Checkpoint immunotherapy is a major breakthrough for cancer treatment, yet its efficacy is often limited against many types of malignancies, including malignant mesothelioma. Considering that the immunotherapeutic efficacy depends on immunosurveillance, we sought to develop an active immunization method to break immune tolerance to tumor self-antigen. Here, we demonstrated that TWIST1, the basic helix-loop-helix transcription factor, was associated with human mesothelioma tumorigenesis and required for the invasion and metastasis of mesothelioma in the immune-competent murine AB1 model.
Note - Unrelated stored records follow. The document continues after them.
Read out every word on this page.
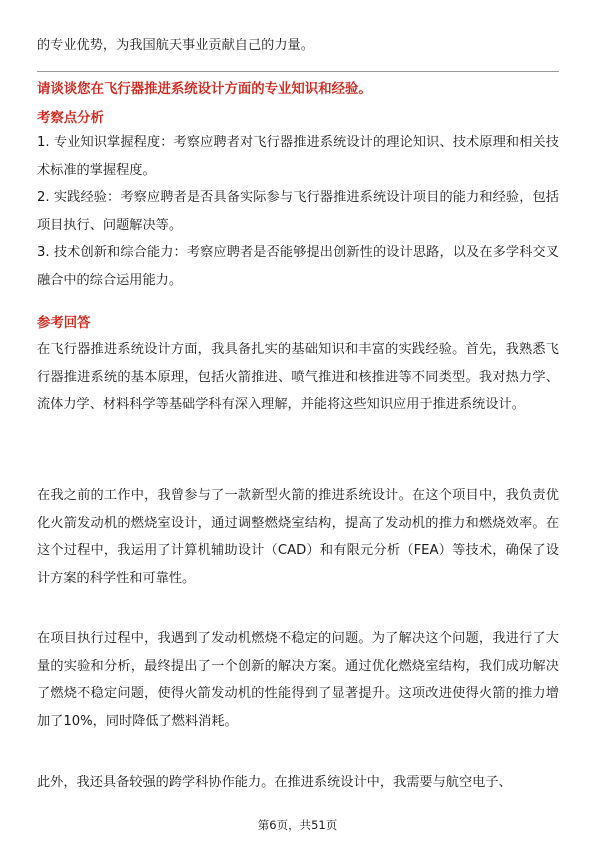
的专业优势，为我国航天事业贡献自己的力量。

请谈谈您在飞行器推进系统设计方面的专业知识和经验。

考察点分析

1. 专业知识掌握程度：考察应聘者对飞行器推进系统设计的理论知识、技术原理和相关技术标准的掌握程度。

2. 实践经验：考察应聘者是否具备实际参与飞行器推进系统设计项目的能力和经验，包括项目执行、问题解决等。

3. 技术创新和综合能力：考察应聘者是否能够提出创新性的设计思路，以及在多学科交叉融合中的综合运用能力。

参考回答

在飞行器推进系统设计方面，我具备扎实的基础知识和丰富的实践经验。首先，我熟悉飞行器推进系统的基本原理，包括火箭推进、喷气推进和核推进等不同类型。我对热力学、流体力学、材料科学等基础学科有深入理解，并能将这些知识应用于推进系统设计。

在我之前的工作中，我曾参与了一款新型火箭的推进系统设计。在这个项目中，我负责优化火箭发动机的燃烧室设计，通过调整燃烧室结构，提高了发动机的推力和燃烧效率。在这个过程中，我运用了计算机辅助设计（CAD）和有限元分析（FEA）等技术，确保了设计方案的科学性和可靠性。

在项目执行过程中，我遇到了发动机燃烧不稳定的问题。为了解决这个问题，我进行了大量的实验和分析，最终提出了一个创新的解决方案。通过优化燃烧室结构，我们成功解决了燃烧不稳定问题，使得火箭发动机的性能得到了显著提升。这项改进使得火箭的推力增加了10%，同时降低了燃料消耗。

此外，我还具备较强的跨学科协作能力。在推进系统设计中，我需要与航空电子、

第6页，共51页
When conventional TWIST1 vaccines were not effective in vivo, programmed cell death protein 1 (PD1)-based vaccination provided prophylactic control by inducing long-lasting TWIST1-specific T cell responses against both subcutaneous and metastatic mesothelioma lethal challenges. Furthermore, while CTLA-4 blockade alone did not show any immunotherapeutic efficacy against established mesothelioma, its combination with PD1-based vaccination resulted in 60% complete remission. Mechanistically, these functional T cells recognized a novel highly conserved immunodominant TWIST1 epitope, exhibited cytotoxic activity and long-term memory, and led to durable tumor regression and survival benefit against established AB1 mesothelioma and 4T1 breast cancer. We concluded that PD1-based vaccination controls mesothelioma by breaking immune tolerance to the tumor self-antigen TWIST1. Our results warrant clinical development of the PD1-based vaccination to enhance immunotherapy against a wide range of TWIST1-expressing tumors.

Checkpoint免疫疗法是癌症治疗的一项重大突破，但其功效通常仅限于针对多种类型的恶性肿瘤，包括恶性间皮瘤。考虑到免疫治疗效果取决于免疫监测，我们寻求开发一种主动免疫方法来打破对肿瘤自身抗原的免疫耐受性。在这里，我们证明了TWIST1，基本的螺旋-环-螺旋转录因子，与人类间皮瘤的肿瘤发生有关，并且是具有免疫功能的鼠AB1模型中间皮瘤的侵袭和转移所必需的。当常规TWIST1疫苗在体内无效时，基于程序性细胞死亡蛋白1（PD1）的疫苗接种通过诱导针对皮下和转移性间皮瘤致死性攻击的持久TWIST1特异性T细胞反应，提供了预防性控制。此外，虽然单独使用CTLA-4阻断剂对已建立的间皮瘤没有任何免疫治疗效果，但将其与基于PD1的疫苗接种相结合可实现60％的完全缓解。从机制上讲，这些功能性T细胞识别出新的高度保守的免疫优势TWIST1表位，表现出细胞毒活性和长期记忆，并导致持久的肿瘤消退和对已建立的AB1间皮瘤和4T1乳腺癌的生存益处。我们得出的结论是，基于PD1的疫苗接种可通过破坏对肿瘤自身抗原TWIST1的免疫耐受来控制间皮瘤。